For anyone still prosaic enough to have regard for rights to physiological privacy -- to be "distressed" by '[t]he thought of male genitalia in girls' locker rooms," as the Observer put it many months ago -- call the Governor's office. Same goes for the business interests who pleaded for the HB2 controversy to be quelled by good faith compromise.

The proposed settlement comes nearly six months after the administration of President Donald Trump signaled its plans to step away from the lawsuit challenging HB2 and its replacement launched by the adminstration of former President Barack Obama.

In February, President Donald Trump's administration withdrew protections for transgender students in public schools that President Barack Obama's administration had put in place.

Then on March 6, the U.S. Supreme Court refused to hear the case of Gavin Grimm, a transgender high school student from Virginia who had sued to be allowed to use the boys' bathroom at his school.

Cooper, who included his opposition to HB2 in his campaign for governor, helped broker the compromise law adopted in March.

While some lauded the compromise as a deadline approached that would have cost North Carolina the business and contracts from sports championship events. LGBT advocates were critical, calling the new law a continued attack on transgender residents who already had been targests of discrimination with the adoption of HB2.

'We will continue to fight'

House Bill 142 creates a moratorium on local nondiscrimination ordinances through Dec. 1, 2020. And it leaves regulation of bathrooms, showers and changing facilities to state lawmakers, not the universities, community colleges, local school systems and other state agencies that had been setting their own policies.

"Nothing can make up for the cruel and senseless attacks transgender people have faced in North Carolina, but I am hopeful that the court will agree to clarify the law so that we can live our lives in less fear," said Joaquín Carcaño, a transgender man who works at UNC-Chapel Hill and was one of the challengers of HB2 and its replacement.

Karen Anderson, executive director of the ACLU of North Carolina, which represented challengers, said the civil liberties advocate agreed to the proposed settlement to help alleviate what were described as "sweeping harms" to LGBT residents over the past year and a half.

"H.B. 2 and H.B. 142 remain shameful and discriminatory attacks on LGBT people that should never have been signed into law, but under this proposed consent decree North Carolina would finally affirm the right of transgender people to use facilities that match their gender," Anderson said in a statement. "The work of fully protecting LGBT people from discrimination across North Carolina is far from over, however, and we will continue fighting to advance equality and hold all North Carolina officials accountable."
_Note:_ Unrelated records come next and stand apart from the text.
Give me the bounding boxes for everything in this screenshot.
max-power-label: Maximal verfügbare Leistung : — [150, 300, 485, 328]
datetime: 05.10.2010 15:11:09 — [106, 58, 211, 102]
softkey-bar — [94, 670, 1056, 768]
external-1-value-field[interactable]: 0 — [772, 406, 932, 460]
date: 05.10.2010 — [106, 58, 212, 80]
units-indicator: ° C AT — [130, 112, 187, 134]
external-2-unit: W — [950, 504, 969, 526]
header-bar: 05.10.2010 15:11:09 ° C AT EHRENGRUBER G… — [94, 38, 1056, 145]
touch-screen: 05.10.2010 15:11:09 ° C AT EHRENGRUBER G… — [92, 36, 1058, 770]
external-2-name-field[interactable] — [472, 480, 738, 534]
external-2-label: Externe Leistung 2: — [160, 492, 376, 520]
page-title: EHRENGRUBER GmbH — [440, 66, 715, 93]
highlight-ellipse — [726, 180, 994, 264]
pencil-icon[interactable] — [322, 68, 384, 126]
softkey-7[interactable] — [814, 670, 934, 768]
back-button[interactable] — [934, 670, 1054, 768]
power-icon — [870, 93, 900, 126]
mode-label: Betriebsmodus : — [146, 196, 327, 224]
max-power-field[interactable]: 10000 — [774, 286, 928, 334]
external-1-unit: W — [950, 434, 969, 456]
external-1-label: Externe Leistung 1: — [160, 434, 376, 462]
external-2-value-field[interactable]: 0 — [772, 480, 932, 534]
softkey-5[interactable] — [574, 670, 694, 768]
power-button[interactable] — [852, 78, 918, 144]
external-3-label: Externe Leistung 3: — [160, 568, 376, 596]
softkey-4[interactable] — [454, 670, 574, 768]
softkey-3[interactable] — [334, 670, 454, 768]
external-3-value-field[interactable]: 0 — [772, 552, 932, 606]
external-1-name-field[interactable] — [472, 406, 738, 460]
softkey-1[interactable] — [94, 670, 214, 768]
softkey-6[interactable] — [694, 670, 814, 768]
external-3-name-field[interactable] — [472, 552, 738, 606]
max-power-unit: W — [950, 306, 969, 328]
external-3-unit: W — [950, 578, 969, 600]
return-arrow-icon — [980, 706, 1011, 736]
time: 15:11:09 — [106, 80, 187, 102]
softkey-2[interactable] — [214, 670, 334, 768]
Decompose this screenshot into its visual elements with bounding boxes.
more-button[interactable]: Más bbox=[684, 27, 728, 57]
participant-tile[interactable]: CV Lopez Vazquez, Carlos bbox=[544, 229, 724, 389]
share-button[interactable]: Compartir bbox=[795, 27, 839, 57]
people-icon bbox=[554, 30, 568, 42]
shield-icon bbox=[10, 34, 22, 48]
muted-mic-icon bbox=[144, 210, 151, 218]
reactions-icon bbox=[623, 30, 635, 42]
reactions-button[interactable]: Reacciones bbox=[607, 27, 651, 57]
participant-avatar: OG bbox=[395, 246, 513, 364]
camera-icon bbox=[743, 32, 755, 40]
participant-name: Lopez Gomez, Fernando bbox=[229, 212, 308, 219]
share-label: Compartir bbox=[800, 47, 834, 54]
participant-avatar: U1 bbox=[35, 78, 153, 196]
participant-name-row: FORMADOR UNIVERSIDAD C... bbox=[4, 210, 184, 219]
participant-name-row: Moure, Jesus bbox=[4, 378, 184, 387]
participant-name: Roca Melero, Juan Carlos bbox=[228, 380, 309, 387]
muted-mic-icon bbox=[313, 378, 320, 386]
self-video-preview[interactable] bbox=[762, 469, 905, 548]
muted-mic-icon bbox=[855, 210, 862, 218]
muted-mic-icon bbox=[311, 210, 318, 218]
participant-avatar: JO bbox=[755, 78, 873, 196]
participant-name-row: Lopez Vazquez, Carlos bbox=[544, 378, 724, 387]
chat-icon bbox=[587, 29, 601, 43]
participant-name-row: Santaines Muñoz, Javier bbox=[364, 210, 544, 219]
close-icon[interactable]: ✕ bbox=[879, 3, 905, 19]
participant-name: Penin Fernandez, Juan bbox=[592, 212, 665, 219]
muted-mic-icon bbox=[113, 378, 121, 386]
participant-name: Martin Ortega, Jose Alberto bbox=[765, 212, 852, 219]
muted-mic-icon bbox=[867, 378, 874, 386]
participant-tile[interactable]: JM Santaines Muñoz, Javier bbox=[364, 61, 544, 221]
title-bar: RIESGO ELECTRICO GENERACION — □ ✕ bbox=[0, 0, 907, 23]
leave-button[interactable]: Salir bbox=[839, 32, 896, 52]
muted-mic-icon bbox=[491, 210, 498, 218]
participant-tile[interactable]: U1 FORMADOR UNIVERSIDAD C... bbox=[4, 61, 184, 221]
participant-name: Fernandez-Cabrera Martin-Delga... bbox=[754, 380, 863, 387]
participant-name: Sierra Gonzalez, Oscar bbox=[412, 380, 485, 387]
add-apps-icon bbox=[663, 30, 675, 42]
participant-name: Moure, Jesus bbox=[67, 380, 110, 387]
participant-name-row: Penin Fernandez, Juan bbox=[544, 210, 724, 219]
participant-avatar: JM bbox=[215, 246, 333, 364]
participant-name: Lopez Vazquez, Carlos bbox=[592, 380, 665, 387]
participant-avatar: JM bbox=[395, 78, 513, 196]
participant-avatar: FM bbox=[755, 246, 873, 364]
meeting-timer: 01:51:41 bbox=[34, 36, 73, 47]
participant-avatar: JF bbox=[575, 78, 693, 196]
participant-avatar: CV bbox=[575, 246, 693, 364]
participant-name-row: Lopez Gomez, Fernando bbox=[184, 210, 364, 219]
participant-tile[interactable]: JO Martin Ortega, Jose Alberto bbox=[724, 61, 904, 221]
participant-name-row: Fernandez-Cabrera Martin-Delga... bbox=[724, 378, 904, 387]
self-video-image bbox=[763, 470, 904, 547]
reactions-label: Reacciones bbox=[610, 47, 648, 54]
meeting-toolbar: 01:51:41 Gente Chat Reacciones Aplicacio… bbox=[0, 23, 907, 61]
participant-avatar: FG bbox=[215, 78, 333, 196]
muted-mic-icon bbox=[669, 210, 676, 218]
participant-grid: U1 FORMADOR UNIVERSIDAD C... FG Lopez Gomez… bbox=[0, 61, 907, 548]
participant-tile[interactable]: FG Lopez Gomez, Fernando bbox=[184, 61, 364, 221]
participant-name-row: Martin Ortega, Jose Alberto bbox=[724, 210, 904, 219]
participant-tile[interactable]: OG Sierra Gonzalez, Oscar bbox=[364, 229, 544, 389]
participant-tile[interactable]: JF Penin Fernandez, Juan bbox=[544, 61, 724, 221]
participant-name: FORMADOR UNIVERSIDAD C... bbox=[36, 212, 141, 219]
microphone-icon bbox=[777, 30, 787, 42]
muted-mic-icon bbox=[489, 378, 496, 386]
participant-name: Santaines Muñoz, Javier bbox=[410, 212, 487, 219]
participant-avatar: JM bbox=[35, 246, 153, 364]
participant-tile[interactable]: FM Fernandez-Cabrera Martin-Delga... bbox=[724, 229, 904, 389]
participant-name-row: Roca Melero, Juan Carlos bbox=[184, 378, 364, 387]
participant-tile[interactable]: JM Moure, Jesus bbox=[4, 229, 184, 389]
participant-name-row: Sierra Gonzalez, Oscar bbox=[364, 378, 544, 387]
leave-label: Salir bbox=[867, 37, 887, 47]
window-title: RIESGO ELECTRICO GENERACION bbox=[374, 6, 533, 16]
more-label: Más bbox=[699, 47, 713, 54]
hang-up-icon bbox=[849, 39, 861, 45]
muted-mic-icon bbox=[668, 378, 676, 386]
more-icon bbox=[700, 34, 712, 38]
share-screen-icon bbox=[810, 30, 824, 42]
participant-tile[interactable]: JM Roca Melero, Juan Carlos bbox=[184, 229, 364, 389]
But Simone Bell, southern regional director of Lambda Legal, which also represented the challengers, said that her organization will not rest in its fight for further LGBT protections.

"The state-sanctioned discrimination of H.B. 2 and H.B. 142 and the hollow attempts by North Carolina's public officials to find a solution opened a deep wound that continues to bleed into the lives of LGBT North Carolinians, but the proposed consent decree can be the start of a healing process," Bell said in a statement. "We will continue to fight for full nondiscrimination protections for all LGBT North Carolinians."